Aby dać Frito-Lay to, czego chciał, Disney musiał w piątek zmienić układ „ruchu” reklamowego. Pomysł „Dnia Świstaka” zakładał umieszczanie reklam w widocznych miejscach w przerwach na reklamy – pierwszych i ostatnich w wielu „kapsach” – tak aby nie zgubiły się w typowym dla szybkiego odtwarzania wideo telewizji. „Oczywiście mieliśmy już kilku partnerów, którzy mieli działać w niektórych z tych lokalizacji” – mówi John Campbell, starszy wiceprezes ds. rozwiązań rozrywkowych i transmisji strumieniowej w Disney Advertising. Reklamy Lay'a zostaną wyemitowane w programach „Good Morning America”, „GMA3”, „General Hospital”, „Shark Tank”, „20/20” i „Jimmy Kimmel Live”.

„Jeśli oglądasz ABC, zobaczysz te reklamy” – mówi dyrektor.

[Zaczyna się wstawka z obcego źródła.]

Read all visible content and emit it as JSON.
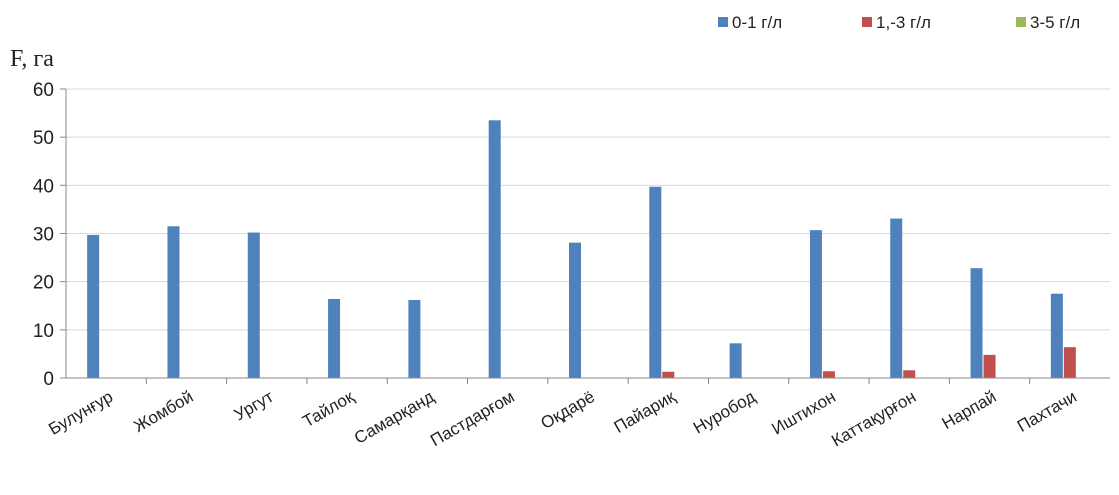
{
  "chart_data": {
    "type": "bar",
    "ylabel": "F, га",
    "ylim": [
      0,
      60
    ],
    "yticks": [
      "0",
      "10",
      "20",
      "30",
      "40",
      "50",
      "60"
    ],
    "grid": true,
    "legend_position": "top-right",
    "categories": [
      "Булунғур",
      "Жомбой",
      "Ургут",
      "Тайлоқ",
      "Самарқанд",
      "Пастдарғом",
      "Оқдарё",
      "Пайариқ",
      "Нуробод",
      "Иштихон",
      "Каттақурғон",
      "Нарпай",
      "Пахтачи"
    ],
    "series": [
      {
        "name": "0-1 г/л",
        "color": "#4f81bd",
        "values": [
          29.7,
          31.5,
          30.2,
          16.4,
          16.2,
          53.5,
          28.1,
          39.7,
          7.2,
          30.7,
          33.1,
          22.8,
          17.5
        ]
      },
      {
        "name": "1,-3 г/л",
        "color": "#c0504d",
        "values": [
          0,
          0,
          0,
          0,
          0,
          0,
          0,
          1.3,
          0,
          1.4,
          1.6,
          4.8,
          6.4
        ]
      },
      {
        "name": "3-5 г/л",
        "color": "#9bbb59",
        "values": [
          0,
          0,
          0,
          0,
          0,
          0,
          0,
          0,
          0,
          0,
          0,
          0,
          0
        ]
      }
    ]
  }
}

Koncepcja nawiązuje do innej epoki na Madison Avenue, kiedy w danych konsumenckich często dominował ciekawy pomysł kreatywny, a marketing cyfrowy był niespotykany. W obecnej sytuacji reklamodawcy dysponują bogactwem informacji o zwyczajach swoich klientów, które decydują o tym, gdzie należy umieścić reklamy, dlatego zaczęli w większym stopniu polegać na reklamach umieszczanych w mediach społecznościowych i kalibrowanych pod kątem urządzeń mobilnych.

„Oszaleliśmy” – mówi o planie ABC Dan Sanborn, dyrektor ds. marketingu Kimmelot. „Chcieliśmy się dobrze bawić, wywoływać uśmiech na twarzach ludzi i tworzyć chwile, które inaczej nie miałyby miejsca”.

Niektóre przeszłe relacje pomogły złagodzić tę ścieżkę. Maxim Effort i Kimmelot współpracowali przy wielu interesujących projektach reklamowych, takich jak seria reklam „retro” wyprodukowanych dla serialu Kimmela będącego nową odsłoną klasycznych seriali komediowych, „Live In Front of a Studio Audience” stacji ABC czy zbiór… Reklamy w finale serialu AMC „The Walking Dead”, w którym bohaterowie odeszli i zostali przywróceni do życia jako zombie.

Wiele z najlepszych pomysłów reklamowych jest bardzo obiecujących, ale często nie da się ich powtórzyć. Przecież nikt nigdy nie próbował naśladować słynnej reklamy Apple z 1984 roku na Super Bowl. Kierownictwo Disneya wierzy, że może rozszerzyć ten nowy model na innych. „Jeśli jest innowacyjny i zapewni rozrywkę naszym klientom, możemy go zwiększyć” – mówi Campbell. „Jesteśmy na to gotowi”.